What is the difference between forex and commodity trading? Let’s find out which assets generate more profit and what is safer.
The greatest difference between forex and commodity exchange appears because the assets themselves vary in these business sectors. Both forex rates and products can be exchanged as pre-set contracts through a futures trade, however, commodity contracts can’t be exchanged through a forex platform. A commodities market exchanges real-life products like coffee, grains, and mined items like gold and gas. Forex is a foreign exchange platform that’s designed for trading such assets as fiat money (EUR, USD, and so on).
The approaches to both market analyses reflect each other. Which market you incline toward has a great deal to do with your convenience and the following elements.
Certain individuals feel more alright with particular kinds of business sectors. For example, some traders like commodities since it’s an actual market that really exists. Since commodities can be observed in everyday life. Some traders prefer commodities since they can be associated with tangible things, for example, wheat or oil.
Legal issues and regulation
The commodities market is under ultimate control, while forex is more chaotic and legally vague. There is some legal regulation developed for forex, but it’s not that strictly followed. In fact, forex traders are not really limited in their actions and are free to trade assets whenever they want. Some traders cherish the fact of having authorities on their side.
Leverage in Forex and currency trading
Despite the fact that there is margin trading available in the two business sectors, there is significantly higher leverage in the forex market and you don’t have to spend thousands of dollars to trade. Everything you do is create an account with two or three hundred dollars, and you can handle thousands. While leverage is likewise present in the commodities market, the leverage in the forex market is considerably more staggering.

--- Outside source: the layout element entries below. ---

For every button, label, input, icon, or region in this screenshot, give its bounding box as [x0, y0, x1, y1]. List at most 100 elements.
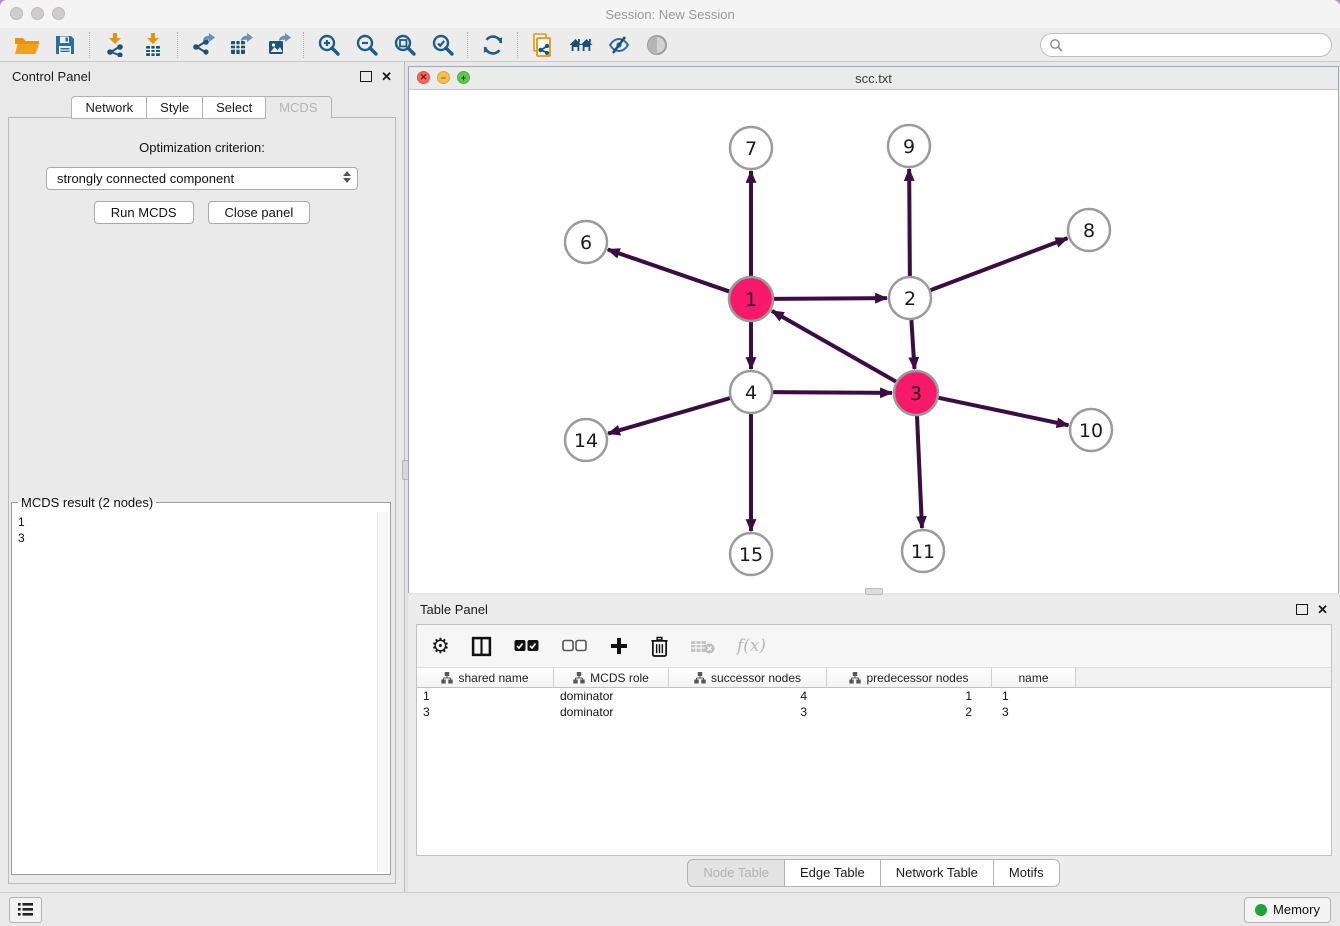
export-image-icon	[267, 33, 291, 57]
show-details-button[interactable]	[638, 30, 676, 60]
cell-successor-nodes[interactable]: 4	[669, 689, 827, 703]
export-network-button[interactable]	[184, 30, 222, 60]
table-panel-header: Table Panel ✕	[408, 596, 1340, 622]
network-minimize-button[interactable]: −	[437, 71, 450, 84]
tab-motifs[interactable]: Motifs	[993, 859, 1060, 887]
network-canvas[interactable]: 7968124314101511	[409, 90, 1338, 593]
graph-edge[interactable]	[938, 398, 1069, 426]
zoom-in-button[interactable]	[310, 30, 348, 60]
network-graph[interactable]: 7968124314101511	[409, 90, 1339, 593]
right-column: ✕ − + scc.txt 7968124314101511 Table Pan…	[408, 62, 1340, 892]
delete-table-button[interactable]	[690, 638, 716, 655]
graph-edge[interactable]	[917, 415, 922, 528]
show-columns-button[interactable]	[471, 636, 492, 657]
memory-button[interactable]: Memory	[1244, 897, 1331, 923]
close-window-button[interactable]	[10, 7, 23, 20]
cell-mcds-role[interactable]: dominator	[554, 689, 669, 703]
cell-successor-nodes[interactable]: 3	[669, 705, 827, 719]
column-header-name[interactable]: name	[992, 668, 1076, 688]
save-icon	[54, 34, 76, 56]
checked-boxes-icon	[513, 639, 540, 653]
cell-name[interactable]: 3	[992, 705, 1076, 719]
graph-edge[interactable]	[773, 298, 887, 299]
select-all-columns-button[interactable]	[513, 639, 540, 653]
tab-edge-table[interactable]: Edge Table	[784, 859, 881, 887]
show-networks-list-button[interactable]	[9, 897, 42, 923]
status-bar: Memory	[0, 892, 1340, 926]
network-maximize-button[interactable]: +	[457, 71, 470, 84]
cell-shared-name[interactable]: 3	[417, 705, 554, 719]
search-input[interactable]	[1068, 37, 1323, 53]
minimize-window-button[interactable]	[31, 7, 44, 20]
cell-mcds-role[interactable]: dominator	[554, 705, 669, 719]
tab-style[interactable]: Style	[146, 96, 203, 119]
main-toolbar	[0, 28, 1340, 62]
zoom-in-icon	[317, 33, 341, 57]
delete-column-button[interactable]	[650, 636, 669, 657]
tab-node-table[interactable]: Node Table	[687, 859, 785, 887]
horizontal-splitter-grip[interactable]	[865, 588, 883, 595]
tab-mcds[interactable]: MCDS	[265, 96, 331, 119]
graph-edge[interactable]	[608, 250, 730, 292]
zoom-out-button[interactable]	[348, 30, 386, 60]
window-traffic-lights[interactable]	[10, 7, 65, 20]
neighbors-button[interactable]	[562, 30, 600, 60]
toolbar-separator	[303, 32, 305, 58]
column-type-icon	[694, 672, 706, 684]
export-table-button[interactable]	[222, 30, 260, 60]
control-panel-header: Control Panel ✕	[0, 62, 404, 90]
graph-edge[interactable]	[608, 398, 731, 434]
zoom-fit-icon	[393, 33, 417, 57]
export-image-button[interactable]	[260, 30, 298, 60]
import-network-button[interactable]	[96, 30, 134, 60]
hide-details-button[interactable]	[600, 30, 638, 60]
graph-node-label: 4	[745, 382, 757, 404]
cell-predecessor-nodes[interactable]: 1	[827, 689, 992, 703]
open-session-button[interactable]	[8, 30, 46, 60]
column-header-predecessor-nodes[interactable]: predecessor nodes	[827, 668, 992, 688]
table-row[interactable]: 3 dominator 3 2 3	[417, 704, 1331, 720]
main-area: Control Panel ✕ Network Style Select MCD…	[0, 62, 1340, 892]
table-toolbar: ⚙ f(x)	[417, 625, 1331, 667]
graph-edge[interactable]	[911, 319, 914, 369]
tab-select[interactable]: Select	[202, 96, 266, 119]
unselect-all-columns-button[interactable]	[561, 639, 588, 653]
maximize-window-button[interactable]	[52, 7, 65, 20]
tab-network-table[interactable]: Network Table	[880, 859, 994, 887]
search-box[interactable]	[1040, 33, 1332, 57]
network-close-button[interactable]: ✕	[417, 71, 430, 84]
graph-edge[interactable]	[930, 238, 1068, 290]
function-builder-button[interactable]: f(x)	[737, 636, 766, 656]
close-panel-icon[interactable]: ✕	[381, 70, 392, 83]
table-settings-button[interactable]: ⚙	[431, 636, 450, 657]
float-panel-icon[interactable]	[360, 71, 372, 82]
column-header-mcds-role[interactable]: MCDS role	[554, 668, 669, 688]
close-table-panel-icon[interactable]: ✕	[1317, 603, 1328, 616]
create-column-button[interactable]	[609, 636, 629, 656]
optimization-select[interactable]: strongly connected component	[46, 167, 358, 190]
run-mcds-button[interactable]: Run MCDS	[94, 201, 194, 224]
column-type-icon	[573, 672, 585, 684]
optimization-select-value: strongly connected component	[57, 171, 234, 186]
close-panel-button[interactable]: Close panel	[208, 201, 311, 224]
cell-shared-name[interactable]: 1	[417, 689, 554, 703]
graph-edge[interactable]	[909, 169, 910, 277]
column-header-shared-name[interactable]: shared name	[417, 668, 554, 688]
result-scrollbar[interactable]	[377, 512, 388, 872]
graph-edge[interactable]	[772, 311, 897, 382]
refresh-icon	[481, 33, 505, 57]
graph-edge[interactable]	[772, 392, 892, 393]
float-table-panel-icon[interactable]	[1296, 604, 1308, 615]
graph-node-label: 7	[745, 138, 757, 160]
cell-predecessor-nodes[interactable]: 2	[827, 705, 992, 719]
zoom-selected-button[interactable]	[424, 30, 462, 60]
cell-name[interactable]: 1	[992, 689, 1076, 703]
save-session-button[interactable]	[46, 30, 84, 60]
table-row[interactable]: 1 dominator 4 1 1	[417, 688, 1331, 704]
tab-network[interactable]: Network	[71, 96, 147, 119]
zoom-fit-button[interactable]	[386, 30, 424, 60]
column-header-successor-nodes[interactable]: successor nodes	[669, 668, 827, 688]
network-from-selection-button[interactable]	[524, 30, 562, 60]
apply-layout-button[interactable]	[474, 30, 512, 60]
import-table-button[interactable]	[134, 30, 172, 60]
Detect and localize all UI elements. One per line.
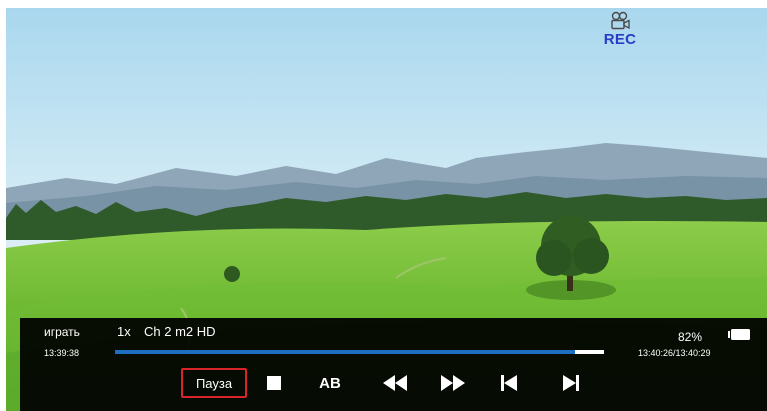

Commodities are legally exchanged on a platform while forex trades are performed over-the-counter and exchanged through brokers or some banks. While being traded on exchanges commodities stay in daily range limits. When the limits are exceeded, markets get particular signals, and no new deals can be placed. If you trade commodities and happen to choose the wrong side, you will see your deposit disappear gradually.
Although some losses can also take place on the forex market, there are not many cases where you are totally incapable of closing your deal which can occur with trade limits on the commodities market.
So, what to choose?
A merchant searching for a trade-off could exchange commodity-connected currencies. These coins include Australian, Canadian, and New Zealand dollars. For example, AUD has a strong correlation with the cost of gold (although this connection is not stable and varies year from year). The economy of New Zealand is connected with diary prices (particularly, the price of milk powder). Lastly, CAD has a strong correlation with the cost of oil.
One more option for trading on foreign markets is to choose emerging currencies. Emerging market assets can also be tied to commodity growth while having an inverse correlation with the US dollar. Hence, they can generate a higher return. They can be used in tandem with volatile commodities.